The LAC found that a generally dangerous workplace does not justify the indiscriminate application of a zero-tolerance policy and that there existed no rational connection between applying the policy to the employee and the maintenance of health and safety in the Barloworld workplace. However, the LAC highlighted that the matter would be different for employees who are found to be intoxicated at work or who operate heavy or dangerous machinery.

The LAC stated that the same principle does not apply to employees who report for duty whilst intoxicated from cannabis or use cannabis in the workplace. In these scenarios, the LAC accepted that the dismissal of an employee for cannabis use could constitute a fair reason for their dismissal.

On this basis the LAC upheld the appeal and set aside the Labour Court judgment which was substituted with an order that the employee was subjected to unfair discrimination in terms of the EEA and that her dismissal was automatically unfair. The LAC also ordered Barloworld to pay the employee 24 months’ compensation.

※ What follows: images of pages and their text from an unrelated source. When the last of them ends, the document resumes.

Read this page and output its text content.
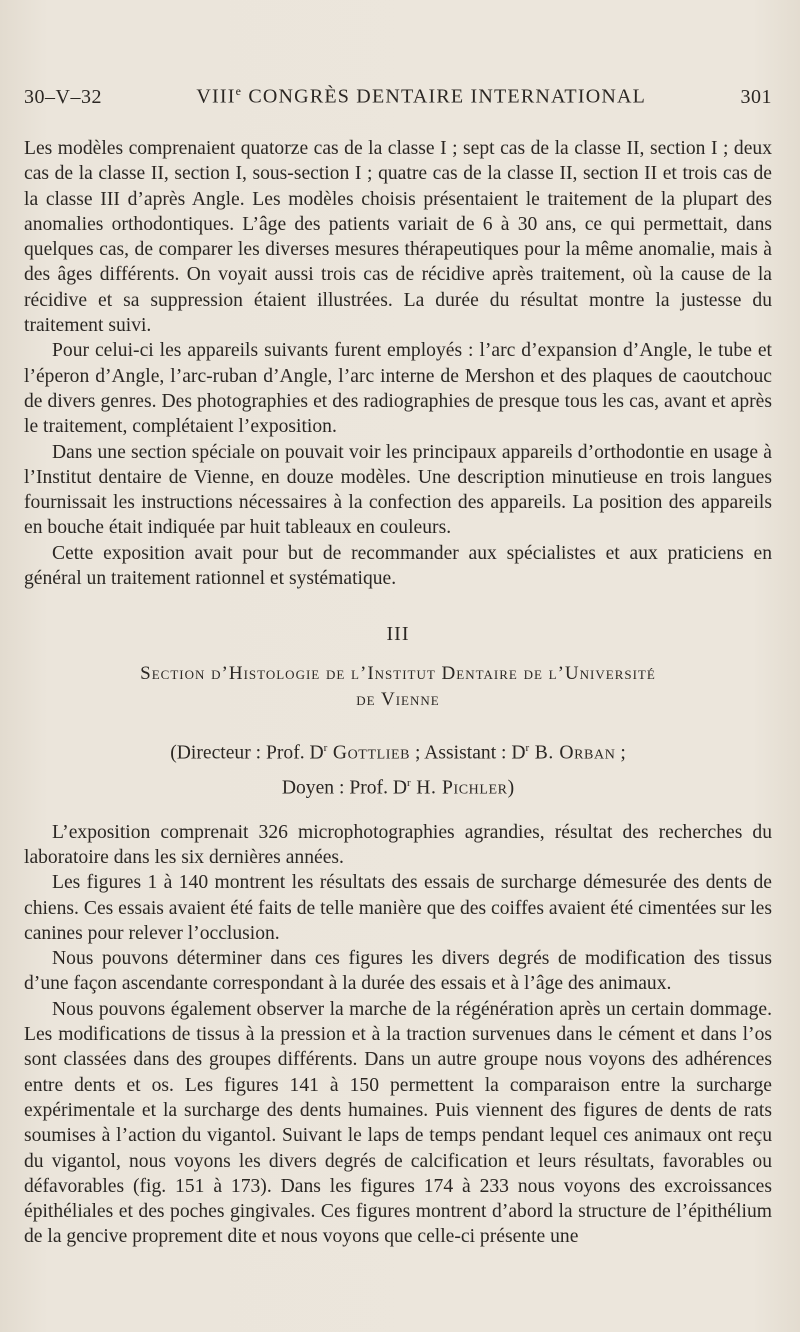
30–V–32	VIIIe CONGRÈS DENTAIRE INTERNATIONAL	301

Les modèles comprenaient quatorze cas de la classe I ; sept cas de la classe II, section I ; deux cas de la classe II, section I, sous-section I ; quatre cas de la classe II, section II et trois cas de la classe III d’après Angle. Les modèles choisis présentaient le traitement de la plupart des anomalies orthodontiques. L’âge des patients variait de 6 à 30 ans, ce qui permettait, dans quelques cas, de comparer les diverses mesures thérapeutiques pour la même anomalie, mais à des âges différents. On voyait aussi trois cas de récidive après traitement, où la cause de la récidive et sa suppression étaient illustrées. La durée du résultat montre la justesse du traitement suivi.

Pour celui-ci les appareils suivants furent employés : l’arc d’expansion d’Angle, le tube et l’éperon d’Angle, l’arc-ruban d’Angle, l’arc interne de Mershon et des plaques de caoutchouc de divers genres. Des photographies et des radiographies de presque tous les cas, avant et après le traitement, complétaient l’exposition.

Dans une section spéciale on pouvait voir les principaux appareils d’orthodontie en usage à l’Institut dentaire de Vienne, en douze modèles. Une description minutieuse en trois langues fournissait les instructions nécessaires à la confection des appareils. La position des appareils en bouche était indiquée par huit tableaux en couleurs.

Cette exposition avait pour but de recommander aux spécialistes et aux praticiens en général un traitement rationnel et systématique.

III
Section d’Histologie de l’Institut Dentaire de l’Université
de Vienne
(Directeur : Prof. $D^r$ Gottlieb ; Assistant : $D^r$ B. Orban ;
Doyen : Prof. $D^r$ H. Pichler)

L’exposition comprenait 326 microphotographies agrandies, résultat des recherches du laboratoire dans les six dernières années.

Les figures 1 à 140 montrent les résultats des essais de surcharge démesurée des dents de chiens. Ces essais avaient été faits de telle manière que des coiffes avaient été cimentées sur les canines pour relever l’occlusion.

Nous pouvons déterminer dans ces figures les divers degrés de modification des tissus d’une façon ascendante correspondant à la durée des essais et à l’âge des animaux.

Nous pouvons également observer la marche de la régénération après un certain dommage. Les modifications de tissus à la pression et à la traction survenues dans le cément et dans l’os sont classées dans des groupes différents. Dans un autre groupe nous voyons des adhérences entre dents et os. Les figures 141 à 150 permettent la comparaison entre la surcharge expérimentale et la surcharge des dents humaines. Puis viennent des figures de dents de rats soumises à l’action du vigantol. Suivant le laps de temps pendant lequel ces animaux ont reçu du vigantol, nous voyons les divers degrés de calcification et leurs résultats, favorables ou défavorables (fig. 151 à 173). Dans les figures 174 à 233 nous voyons des excroissances épithéliales et des poches gingivales. Ces figures montrent d’abord la structure de l’épithélium de la gencive proprement dite et nous voyons que celle-ci présente une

Annelle Kamper, a Senior Associate at Pinsent Masons said “The judgment highlights the importance of ensuring that the employer can establish that an employee is ‘intoxicated’ at the workplace. The reasoning of the LAC indicates that the mere presence of cannabis in the system of an employee does not establish that the employee is impaired or that they were intoxicated at the workplace. The consequence of this is that it is not beyond the realm of imagination that an employee who is found to have cannabis or even alcohol in their system may argue that they were not intoxicated.  The point of a zero-tolerance policy, whether it is applied to alcohol or cannabis, is to not to impose unjustifiable infringements on the rights of employees to use these substances outside the workplace but are intended to avoid debates regarding whether an employee is intoxicated or not.”